It’s no secret publishers have an on-again, off-again relationship with apps. They’re de rigueur one minute, and ill-advised the next.
App usage trends haven’t helped. Audiences may download plenty in earnest, but they typically only visit a handful over and over.
And, let’s face it, vying for audiences in other apps such as Facebook’s newsfeed, is, in many ways, just doubling your workload. (Check out this article on Medium explaining why fighting with Facebook’s algorithms for audience attention is a losing battle.)
But it’s social media that may have something to teach publishers about building engagement with audiences. We expect most of you have a great mobile Web offering already, but when it comes to your app approach, it might be time to look beyond recreating your front page.
Treating publishing apps more like “social media” and not “another home page” is a natural progression given the unique features and abilities of apps over mobile Web. Those features bring users back to an app once they’ve downloaded it, and drive time spent once they’ve re-engaged (making those users your most valuable).
So what exactly makes apps so unique? You’ve heard it before, but smart personalisation is one distinction.

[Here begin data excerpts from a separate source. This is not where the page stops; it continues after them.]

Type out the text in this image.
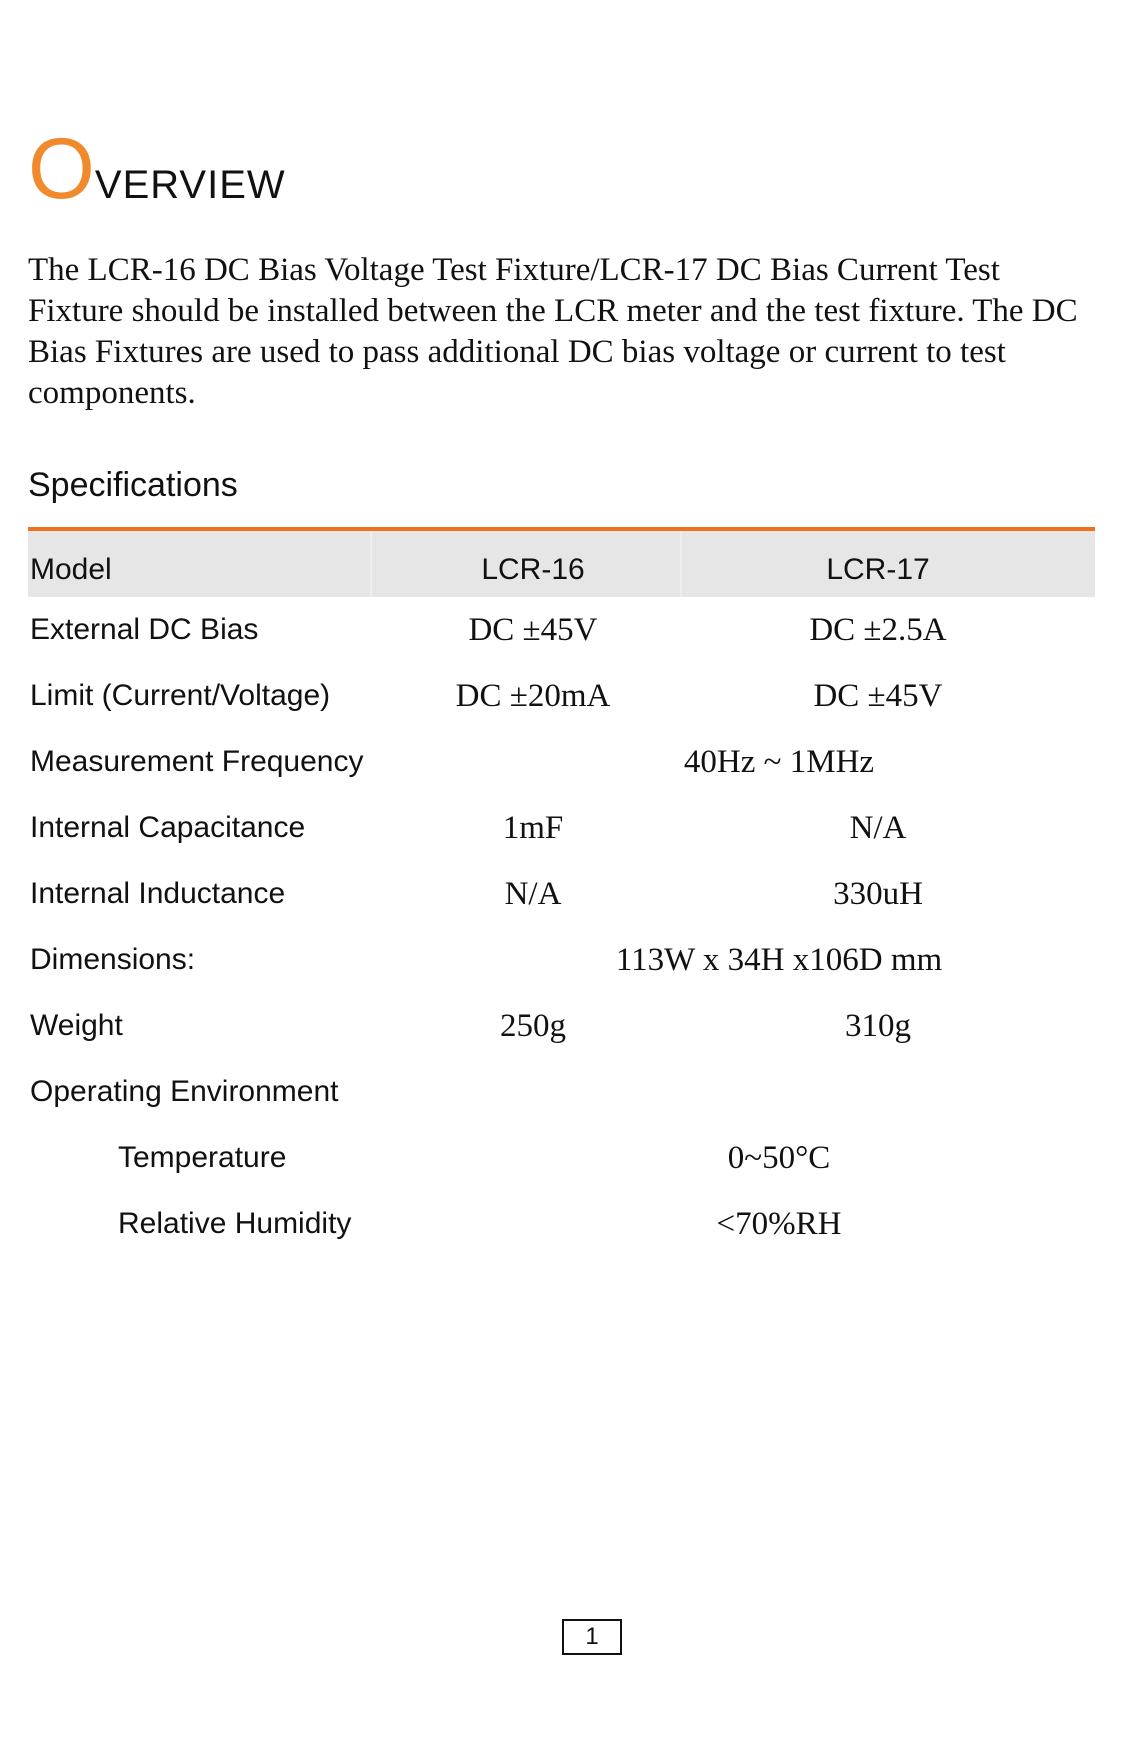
OVERVIEW

The LCR-16 DC Bias Voltage Test Fixture/LCR-17 DC Bias Current Test Fixture should be installed between the LCR meter and the test fixture. The DC Bias Fixtures are used to pass additional DC bias voltage or current to test components.

Specifications
Model	LCR-16	LCR-17
External DC Bias	DC ±45V	DC ±2.5A
Limit (Current/Voltage)	DC ±20mA	DC ±45V
Measurement Frequency	40Hz ~ 1MHz
Internal Capacitance	1mF	N/A
Internal Inductance	N/A	330uH
Dimensions:	113W x 34H x106D mm
Weight	250g	310g
Operating Environment
Temperature	0~50°C
Relative Humidity	<70%RH
1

The advantage of a native app is its highly interactive and intimate nature. Ask anyone to hand over his iPhone to you with its screen unlocked. Chances are he’ll outright refuse. What makes our phones so addictive is that they’re an extension of ourselves — highly personal and reflective of who we are as individuals.
You can capitalise on this by focusing on it like social media networks do. Allow your users to personalise their interaction with your brand and your content — they’re craving the ability to engage with you this way — and you’ll all but guarantee they’ll use the app.
Who says your app can’t look more like their profile page?
Take Bustle. The news media company, founded in 2013 and focused on Millennial women specifically, revamped its companion app last year. While the old app simply recreated Bustle’s home page, the revamp offered users the chance to pick and personalise from curated topics to match their interests.
Forbes reported in March that more than 250,000 readers have downloaded it. Granted, this isn’t a huge number. But the app boasts a 4.5-star rating in the App Store and the average session is seven minutes. This is certainly a brag-worthy metric to strive for, considering it relates to audiences viewing your content (and your ads), your way.
Once your users have identified their personal interests, you’ll have ample opportunity to monopolise their attention — provided they’ve enabled push notifications. Push is a way for your media company’s voice to live in their pocket. Push notifications will light up a phone and be the invisible pull that tugs a phone’s owner across a room. What other electronic cue wields that kind of power over us?
When that telltale alert goes off and the accompanying message is welcomed, a push notification fulfills our most basic needs for connection. But if this isn’t the case, look out. A frivolous update is likely to be met with an angry response.
The key here is making sure your users asked for the information. Personalisation goes hand-in-hand with push.
The Breaking News app has turned this truth into a thriving business model. The app not only has 50,000+ topics users can select from, it takes it a step further by layering multiple notification options like “news near me” into its personalisation model.
Along those lines, the Breaking News team launched an “emerging stories” feature just last year — but promised not to push too frequently or inundate users with anything they don’t want to see, ensuring the company keeps the delicate balance tipped in their app’s favour.
Breaking News and Bustle are proving that taking a lesson from social media rather than competing with it might be the key to winning in the app landscape.
Personalisation and push notifications are one lever to pull in this approach. And, as to the question of whether you should even have an app, investing in an end-user experience you can completely control is never a mistake.